Tate visit – Emeka Ogboh’s The Way Earthly Things Are Going

Emeka Ogboh - The Way Earthly Things Are Going

In this immersive installation, Nigerian artist Emeka Ogboh makes a connection between the volatility of financial markets and the movement of people seeking better lives. A traditional Greek lamentation song is complemented with real-time stock market indexes moving across an LED display. The Way Earthly Things Are Going was commissioned by the art exhibition documenta 14. It was installed in a raw concrete auditorium within the Athens Conservatoire, an iconic building but one which has become a symbol of failed utopian modernism.

Taking its title from a lyric in the Bob Marley song ‘So Much Trouble in the World’, this work references the current financial crisis – particularly significant to Greece, but also of global relevance – and the migration of people fleeing war and economic hardship. The ticker tape displays financial data, transmitted live from dozens of stock exchange indexes around the world. This is slowed down to match the pace of the singing, recorded specifically for this work with a traditional polyphonic choir. The lamentation song ‘When I forget, I’m glad’, from the Epirus region of northern Greece, recounts a story of forced migration and relates to the present economic situation in Greece.

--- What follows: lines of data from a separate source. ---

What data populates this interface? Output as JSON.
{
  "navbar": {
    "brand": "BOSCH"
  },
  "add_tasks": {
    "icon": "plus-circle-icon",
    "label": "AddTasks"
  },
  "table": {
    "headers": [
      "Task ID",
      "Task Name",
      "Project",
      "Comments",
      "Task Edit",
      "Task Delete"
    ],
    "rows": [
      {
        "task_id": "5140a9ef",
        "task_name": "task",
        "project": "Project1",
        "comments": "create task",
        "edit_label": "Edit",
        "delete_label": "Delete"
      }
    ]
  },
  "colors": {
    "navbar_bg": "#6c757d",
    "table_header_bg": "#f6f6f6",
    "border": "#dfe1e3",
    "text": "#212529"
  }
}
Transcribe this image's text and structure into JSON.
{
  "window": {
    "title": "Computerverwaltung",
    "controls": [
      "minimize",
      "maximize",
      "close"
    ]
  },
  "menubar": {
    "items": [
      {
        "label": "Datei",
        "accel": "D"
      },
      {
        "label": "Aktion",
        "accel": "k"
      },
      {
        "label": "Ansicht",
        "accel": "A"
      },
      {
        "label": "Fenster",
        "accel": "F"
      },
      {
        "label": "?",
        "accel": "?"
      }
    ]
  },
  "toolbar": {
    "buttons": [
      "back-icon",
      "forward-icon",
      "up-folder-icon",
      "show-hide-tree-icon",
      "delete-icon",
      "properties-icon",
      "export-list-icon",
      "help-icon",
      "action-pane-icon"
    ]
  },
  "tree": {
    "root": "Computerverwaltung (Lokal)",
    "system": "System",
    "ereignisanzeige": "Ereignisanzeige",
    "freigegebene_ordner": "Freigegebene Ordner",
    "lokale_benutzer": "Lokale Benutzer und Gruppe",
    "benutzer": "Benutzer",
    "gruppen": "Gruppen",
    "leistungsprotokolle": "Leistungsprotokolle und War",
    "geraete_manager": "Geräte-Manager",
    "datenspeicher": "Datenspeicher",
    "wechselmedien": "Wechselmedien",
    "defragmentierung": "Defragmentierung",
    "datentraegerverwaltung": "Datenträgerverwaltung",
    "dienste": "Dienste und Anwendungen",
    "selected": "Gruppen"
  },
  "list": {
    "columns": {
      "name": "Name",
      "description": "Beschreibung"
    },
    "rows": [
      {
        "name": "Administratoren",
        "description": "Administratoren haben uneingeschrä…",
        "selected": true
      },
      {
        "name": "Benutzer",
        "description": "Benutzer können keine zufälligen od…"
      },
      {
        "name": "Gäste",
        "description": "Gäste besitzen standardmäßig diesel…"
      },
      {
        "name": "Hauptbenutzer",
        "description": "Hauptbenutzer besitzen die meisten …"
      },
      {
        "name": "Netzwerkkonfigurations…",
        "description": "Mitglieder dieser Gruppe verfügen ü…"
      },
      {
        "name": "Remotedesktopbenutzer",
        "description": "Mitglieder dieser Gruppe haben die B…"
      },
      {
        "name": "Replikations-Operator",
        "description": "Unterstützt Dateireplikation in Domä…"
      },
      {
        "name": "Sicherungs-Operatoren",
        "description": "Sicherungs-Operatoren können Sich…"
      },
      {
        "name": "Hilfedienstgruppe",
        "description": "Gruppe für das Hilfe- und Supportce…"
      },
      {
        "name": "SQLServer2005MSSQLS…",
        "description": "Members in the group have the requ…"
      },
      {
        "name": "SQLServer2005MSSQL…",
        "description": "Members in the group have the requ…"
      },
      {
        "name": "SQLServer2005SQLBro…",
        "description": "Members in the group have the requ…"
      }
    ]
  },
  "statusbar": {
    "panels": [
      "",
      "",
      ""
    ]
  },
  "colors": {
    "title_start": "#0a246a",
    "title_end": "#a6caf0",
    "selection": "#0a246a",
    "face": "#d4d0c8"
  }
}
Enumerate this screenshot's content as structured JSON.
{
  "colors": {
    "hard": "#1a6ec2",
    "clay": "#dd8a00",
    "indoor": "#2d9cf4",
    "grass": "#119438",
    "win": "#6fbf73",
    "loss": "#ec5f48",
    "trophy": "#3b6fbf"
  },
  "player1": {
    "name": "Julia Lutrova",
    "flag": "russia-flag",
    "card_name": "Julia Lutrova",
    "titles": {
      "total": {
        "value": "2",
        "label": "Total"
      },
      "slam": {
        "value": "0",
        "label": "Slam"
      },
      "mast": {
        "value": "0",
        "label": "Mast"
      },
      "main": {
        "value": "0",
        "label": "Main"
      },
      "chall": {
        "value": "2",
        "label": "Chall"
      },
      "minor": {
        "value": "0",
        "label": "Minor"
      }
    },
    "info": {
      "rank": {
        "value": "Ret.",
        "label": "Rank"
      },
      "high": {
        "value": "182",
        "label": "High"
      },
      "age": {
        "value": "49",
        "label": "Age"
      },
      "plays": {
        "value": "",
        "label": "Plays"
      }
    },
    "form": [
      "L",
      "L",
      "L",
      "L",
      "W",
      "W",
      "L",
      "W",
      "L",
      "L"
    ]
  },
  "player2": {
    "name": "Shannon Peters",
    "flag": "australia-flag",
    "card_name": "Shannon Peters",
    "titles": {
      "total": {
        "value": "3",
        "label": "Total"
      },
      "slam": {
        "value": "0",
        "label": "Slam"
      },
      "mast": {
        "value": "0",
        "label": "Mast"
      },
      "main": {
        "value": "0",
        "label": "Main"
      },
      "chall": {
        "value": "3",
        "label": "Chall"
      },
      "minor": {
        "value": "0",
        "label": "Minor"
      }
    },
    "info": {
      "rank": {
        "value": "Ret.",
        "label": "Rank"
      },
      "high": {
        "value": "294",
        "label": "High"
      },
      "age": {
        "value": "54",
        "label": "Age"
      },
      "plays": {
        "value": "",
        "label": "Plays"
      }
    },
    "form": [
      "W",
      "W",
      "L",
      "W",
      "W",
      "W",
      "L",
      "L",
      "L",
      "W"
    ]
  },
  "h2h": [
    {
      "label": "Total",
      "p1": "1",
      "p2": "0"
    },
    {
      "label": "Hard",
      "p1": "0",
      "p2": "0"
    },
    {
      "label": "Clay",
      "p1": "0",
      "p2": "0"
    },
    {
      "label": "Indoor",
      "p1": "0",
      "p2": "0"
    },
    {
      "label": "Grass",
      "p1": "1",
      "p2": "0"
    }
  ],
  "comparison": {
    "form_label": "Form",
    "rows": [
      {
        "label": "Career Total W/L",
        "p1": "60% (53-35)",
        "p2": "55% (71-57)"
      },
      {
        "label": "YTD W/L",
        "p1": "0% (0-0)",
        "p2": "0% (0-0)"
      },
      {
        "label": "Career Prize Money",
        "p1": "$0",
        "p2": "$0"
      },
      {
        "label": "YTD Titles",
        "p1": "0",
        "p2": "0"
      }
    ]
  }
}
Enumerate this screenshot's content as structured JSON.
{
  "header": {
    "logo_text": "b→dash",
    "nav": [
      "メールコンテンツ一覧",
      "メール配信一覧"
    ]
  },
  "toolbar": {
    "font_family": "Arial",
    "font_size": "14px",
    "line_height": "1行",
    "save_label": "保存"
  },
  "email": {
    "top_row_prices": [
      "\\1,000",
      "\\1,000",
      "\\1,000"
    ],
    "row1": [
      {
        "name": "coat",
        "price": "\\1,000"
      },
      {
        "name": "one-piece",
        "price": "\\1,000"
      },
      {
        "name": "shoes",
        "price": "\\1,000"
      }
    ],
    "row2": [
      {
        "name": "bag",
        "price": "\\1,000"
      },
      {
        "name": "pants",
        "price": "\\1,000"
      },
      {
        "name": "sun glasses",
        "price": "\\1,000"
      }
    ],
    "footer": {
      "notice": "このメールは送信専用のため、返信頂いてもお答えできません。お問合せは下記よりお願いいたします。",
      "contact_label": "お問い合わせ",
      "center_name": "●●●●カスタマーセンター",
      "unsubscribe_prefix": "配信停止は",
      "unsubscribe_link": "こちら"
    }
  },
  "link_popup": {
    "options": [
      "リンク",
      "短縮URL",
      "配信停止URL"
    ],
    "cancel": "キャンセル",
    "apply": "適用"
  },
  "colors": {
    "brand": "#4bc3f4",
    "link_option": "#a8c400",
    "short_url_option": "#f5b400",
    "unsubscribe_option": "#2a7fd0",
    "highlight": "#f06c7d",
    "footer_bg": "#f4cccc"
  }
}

The feeling of wandering the perimeter of this piece was mesmerising. Each speaker seems to contain and project a different voice of the choir, the sounds melding and changing as you move around the vast echoing space.  The human voices contrast with the cold hard facts of the stock prices on display. Both the singing and the prices are in a language (for me) that I find hard to understand, although the sentiment of both seems abundantly clear. The installation uses the  large concrete space perfectly and I could happily have wandered from voice to voice under the slowly-flickering ‘scoreboard’ for much longer than I had time for. An inspiring yet simple use of sound and (moving) image.